Esses homens encarnavam uma forma de constituição viva, pois não havia limites para as suas atuações. Eles geraram o sentimento dos políticos brasileiros de salvadores da pátria que, ao invés de atuarem sob a lei, preferem atuar, sobre a lei, sendo eles mesmo a razão de tudo.
Nunca o povo brasileiro participou desses acontecimentos históricos no momento em que estavam acontecendo, salvo a atuação de pequenos grupos organizados e com interesses diretos sobre os resultados. Os que estavam se beneficiando do regime vigente, eram a favor, os que se achavam prejudicados pela nova ordem, eram contra.
Pergunta-se especificamente, sobre o regime militar: foi bom ou ruim para o Brasil?
Os militares e seus acólitos dizem que sim, pois livraram o Brasil do comunismo e da corrupção, então reinantes, as duas chagas com as quais justificaram a quebra da ordem jurídica. Iniludivelmente, as duas coisas estavam presentes no Brasil daquele então. Mundo vivia a guerra fria, com Estados Unidos e União soviética disputando cada palmo de chão e de mente dos povos, cada um proclamando as virtudes de suas doutrinas políticas e econômicas. Os que são contra argumentam que foi ruim, principalmente pela violência que resultou do endurecimento do Estado. Com o fim do regime militar, verificou-se que um dos seus pilares, a corrução, voltou com força rediviva. Porém, o regime comunista foi afastado da vida nacional e de resto, do mundo todo, vendo-se sombras em países minúsculos, como Cuba e Coréia do Norte, e na grande China, muito mais de nome do que de práticas, principalmente na área econômica.
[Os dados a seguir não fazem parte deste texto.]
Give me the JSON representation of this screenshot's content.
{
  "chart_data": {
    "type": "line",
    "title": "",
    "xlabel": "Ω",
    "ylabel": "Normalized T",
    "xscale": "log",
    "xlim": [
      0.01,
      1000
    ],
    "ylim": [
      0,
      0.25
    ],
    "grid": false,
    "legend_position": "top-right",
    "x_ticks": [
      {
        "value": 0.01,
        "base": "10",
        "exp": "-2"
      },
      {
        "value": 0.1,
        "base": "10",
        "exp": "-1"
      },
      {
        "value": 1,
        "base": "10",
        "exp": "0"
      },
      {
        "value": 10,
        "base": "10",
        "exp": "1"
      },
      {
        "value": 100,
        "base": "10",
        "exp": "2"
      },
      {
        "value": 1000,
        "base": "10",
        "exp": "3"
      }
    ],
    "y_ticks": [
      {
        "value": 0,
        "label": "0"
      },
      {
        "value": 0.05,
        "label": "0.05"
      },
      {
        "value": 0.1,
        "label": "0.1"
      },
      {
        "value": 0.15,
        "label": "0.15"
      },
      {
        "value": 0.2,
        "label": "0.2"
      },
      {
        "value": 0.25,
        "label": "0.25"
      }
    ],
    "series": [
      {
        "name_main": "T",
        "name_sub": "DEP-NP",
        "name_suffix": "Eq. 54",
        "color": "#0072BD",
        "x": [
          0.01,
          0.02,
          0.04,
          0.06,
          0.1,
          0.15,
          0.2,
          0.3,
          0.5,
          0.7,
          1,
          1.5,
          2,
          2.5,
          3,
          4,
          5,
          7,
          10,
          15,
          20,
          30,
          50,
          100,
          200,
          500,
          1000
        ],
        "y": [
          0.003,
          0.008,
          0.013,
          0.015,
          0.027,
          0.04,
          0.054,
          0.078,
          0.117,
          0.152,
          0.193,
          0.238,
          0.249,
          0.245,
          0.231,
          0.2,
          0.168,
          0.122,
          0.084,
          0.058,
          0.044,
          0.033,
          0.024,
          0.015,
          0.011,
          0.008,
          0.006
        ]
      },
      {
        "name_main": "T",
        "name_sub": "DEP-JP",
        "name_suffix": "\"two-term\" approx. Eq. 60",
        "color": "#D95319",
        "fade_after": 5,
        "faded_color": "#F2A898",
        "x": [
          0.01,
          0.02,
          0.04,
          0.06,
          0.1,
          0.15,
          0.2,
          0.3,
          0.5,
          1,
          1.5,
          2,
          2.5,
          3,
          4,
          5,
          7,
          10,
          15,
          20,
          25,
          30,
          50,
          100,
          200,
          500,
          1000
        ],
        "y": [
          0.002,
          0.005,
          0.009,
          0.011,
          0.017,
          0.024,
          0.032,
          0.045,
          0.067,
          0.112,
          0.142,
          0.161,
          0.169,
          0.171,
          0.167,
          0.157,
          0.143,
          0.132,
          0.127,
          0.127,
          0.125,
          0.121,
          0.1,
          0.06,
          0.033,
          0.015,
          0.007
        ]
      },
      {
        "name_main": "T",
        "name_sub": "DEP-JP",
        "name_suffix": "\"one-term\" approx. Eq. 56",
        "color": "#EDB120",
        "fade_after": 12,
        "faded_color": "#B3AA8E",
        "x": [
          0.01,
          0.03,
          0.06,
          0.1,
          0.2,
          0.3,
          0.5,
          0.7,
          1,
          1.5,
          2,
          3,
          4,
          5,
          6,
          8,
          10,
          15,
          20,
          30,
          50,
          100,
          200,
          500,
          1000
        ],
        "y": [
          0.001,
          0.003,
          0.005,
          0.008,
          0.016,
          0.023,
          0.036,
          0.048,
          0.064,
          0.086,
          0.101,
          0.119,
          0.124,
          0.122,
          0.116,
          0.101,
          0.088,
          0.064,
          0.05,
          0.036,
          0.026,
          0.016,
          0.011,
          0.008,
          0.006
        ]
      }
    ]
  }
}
A própria fonte de inspiração do sistema, a URSS, foi extinta por eles mesmos e a sobrevivente Rússia luta para sair do terceiro mundo. Algumas frases atribuídas a Vladimir Ilyich Ulyanov, conhecido por Lenin, o líder maior da revolução russa de 1817, explicam o fim do regime: 1) Precisamos odiar. O ódio é a base do comunismo. As crianças devem ser ensinadas a odiar seus pais se eles não são comunistas; 2) Somos favoráveis ao terrorismo organizado – isto deve ser admitido francamente; 3) O proletariado tem como única arma, na sua luta pelo poder, a organização.
Como se poderia uma nação erguer-se e manter-se com base em tais pensamentos? O próprio Lenin não sobreviveu, sendo engolido pelos mais radicais de dentro do partido.
Ninguém hoje, com um mínimo de informação, pode desejar que o Brasil, naquele então, tivesse dado uma guinada comunista.
O Fundador do Brasil era jovem no ano do golpe/revolução, e não sofreu efeitos imediatos da sua instauração.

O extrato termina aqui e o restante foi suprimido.